Agriculture Minister Died In South Africa Hospital

Kumbirai “Chibage” Kangai’s Widow Dies 

 

By A Correspondent — The late senior ZANU-PF official and former Agriculture Minister Kumbirai “Chibage” Kangai’s widow, Miriam, has died. She was 69. 

 

Mrs Kangai had been receiving treatment for lung cancer in South Africa, where she passed away. Mourners have gathered at the family home at Number 24 Glen Forest Road in Harare.

 

 

 

 Family spokesperson Tinayo Kangai confirmed her death.

 

“We have lost a mother, a strong pillar of the Kangai family. Mhamha, affectionately known as The Queen, will be remembered for her ability to unite the family under the mantra kubatana ndoUnity, a strong slogan used by the late KK,” the spokesperson said.

 

Kumbirai Kangai died in 2013 at the age of 75. At the time of his death he was a ZANU-PF politburo member and had served in various Cabinet positions over several decades.

 

Kangai gained notoriety during his tenure as Agriculture Minister in the late 1990s, when he became embroiled in one of Zimbabwe’s most controversial public procurement scandals. 

 

In 2000 he was arrested and charged with corruption related to a multimillion-dollar scandal involving the state-run Grain Marketing Board (GMB), the agency responsible for the import and export of maize — Zimbabwe’s staple crop.

 

 Kangai, along with senior officials including the GMB’s managing director and his own ministry’s permanent secretary, was accused of awarding lucrative grain export and import contracts without proper tender procedures, undermining procurement regulations and allegedly causing significant financial loss to the state.

 

The charges included allegations that Kangai issued export permits and manipulated grain contracts in ways that benefited select parties, while ordinary farmers waited for payments and grain supplies became politicised.

 

However, in 2002 the High Court acquitted Kangai and his co-accused after the prosecution failed to present evidence sufficient to secure a conviction.
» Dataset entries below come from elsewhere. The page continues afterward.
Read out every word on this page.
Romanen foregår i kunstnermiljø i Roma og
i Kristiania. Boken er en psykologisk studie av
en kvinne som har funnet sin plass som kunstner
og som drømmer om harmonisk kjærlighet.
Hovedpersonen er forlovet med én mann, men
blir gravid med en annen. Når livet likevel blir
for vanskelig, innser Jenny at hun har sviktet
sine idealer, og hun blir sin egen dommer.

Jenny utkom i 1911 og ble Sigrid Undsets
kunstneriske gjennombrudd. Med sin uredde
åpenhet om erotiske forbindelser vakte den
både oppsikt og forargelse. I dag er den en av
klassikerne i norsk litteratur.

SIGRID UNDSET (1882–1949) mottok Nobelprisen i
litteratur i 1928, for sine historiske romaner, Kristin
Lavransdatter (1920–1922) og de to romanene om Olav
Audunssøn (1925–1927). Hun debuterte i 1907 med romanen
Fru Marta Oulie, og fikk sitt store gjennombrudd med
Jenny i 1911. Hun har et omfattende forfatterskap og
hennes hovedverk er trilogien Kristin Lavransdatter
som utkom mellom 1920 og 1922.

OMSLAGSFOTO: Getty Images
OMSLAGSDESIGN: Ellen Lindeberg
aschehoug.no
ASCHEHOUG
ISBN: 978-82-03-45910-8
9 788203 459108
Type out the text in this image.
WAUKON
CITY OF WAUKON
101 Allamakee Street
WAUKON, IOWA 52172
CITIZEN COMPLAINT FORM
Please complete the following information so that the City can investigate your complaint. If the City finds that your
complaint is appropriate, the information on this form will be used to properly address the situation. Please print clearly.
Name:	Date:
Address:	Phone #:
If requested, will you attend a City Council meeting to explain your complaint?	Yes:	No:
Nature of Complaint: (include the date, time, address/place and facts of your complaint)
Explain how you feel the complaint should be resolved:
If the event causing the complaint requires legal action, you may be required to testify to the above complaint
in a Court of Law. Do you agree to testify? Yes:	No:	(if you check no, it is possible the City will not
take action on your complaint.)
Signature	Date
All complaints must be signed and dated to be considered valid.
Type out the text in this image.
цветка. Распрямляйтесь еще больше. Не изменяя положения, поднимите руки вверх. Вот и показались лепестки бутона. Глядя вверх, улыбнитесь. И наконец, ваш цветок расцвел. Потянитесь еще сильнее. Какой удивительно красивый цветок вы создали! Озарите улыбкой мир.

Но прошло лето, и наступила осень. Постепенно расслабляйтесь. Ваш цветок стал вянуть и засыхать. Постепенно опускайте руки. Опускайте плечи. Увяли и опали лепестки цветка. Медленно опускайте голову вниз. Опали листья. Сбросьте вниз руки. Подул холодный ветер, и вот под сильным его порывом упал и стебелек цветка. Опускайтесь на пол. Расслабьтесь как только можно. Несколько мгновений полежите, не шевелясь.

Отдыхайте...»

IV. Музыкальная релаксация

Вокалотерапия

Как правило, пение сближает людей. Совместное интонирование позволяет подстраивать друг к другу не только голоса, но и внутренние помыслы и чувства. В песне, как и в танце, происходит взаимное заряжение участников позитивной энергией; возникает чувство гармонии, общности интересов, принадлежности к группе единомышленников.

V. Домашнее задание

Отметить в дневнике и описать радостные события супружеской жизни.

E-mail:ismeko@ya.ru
The judge ruled that strong suspicions did not rise to the level of proof required for criminal conviction, leaving the case mired in public frustration and allegations of procedural mishandling.

 

 

 

 

The GMB scandal took place against a broader backdrop of Zimbabwean governance challenges in the 1990s and early 2000s, when public resources were frequently alleged to have been diverted by senior political actors while the country faced chronic food insecurity, drought, and economic hardship. Reports from that era documented irregularities in the distribution of maize and other basic commodities, with accusations that state mechanisms disproportionately benefited political elites and their cronies, leaving vulnerable citizens with inadequate access to food and essential support.

 

 

 

 

Despite widespread public outrage at the time, and police investigations that implicated Kangai and others, the lack of convictions reinforced perceptions that senior ZANU-PF officials could evade accountability. For many ordinary farmers and citizens, the scandal — and its unresolved justice outcomes — epitomised deep-rooted impunity in a political system where patronage often trumped rule of law.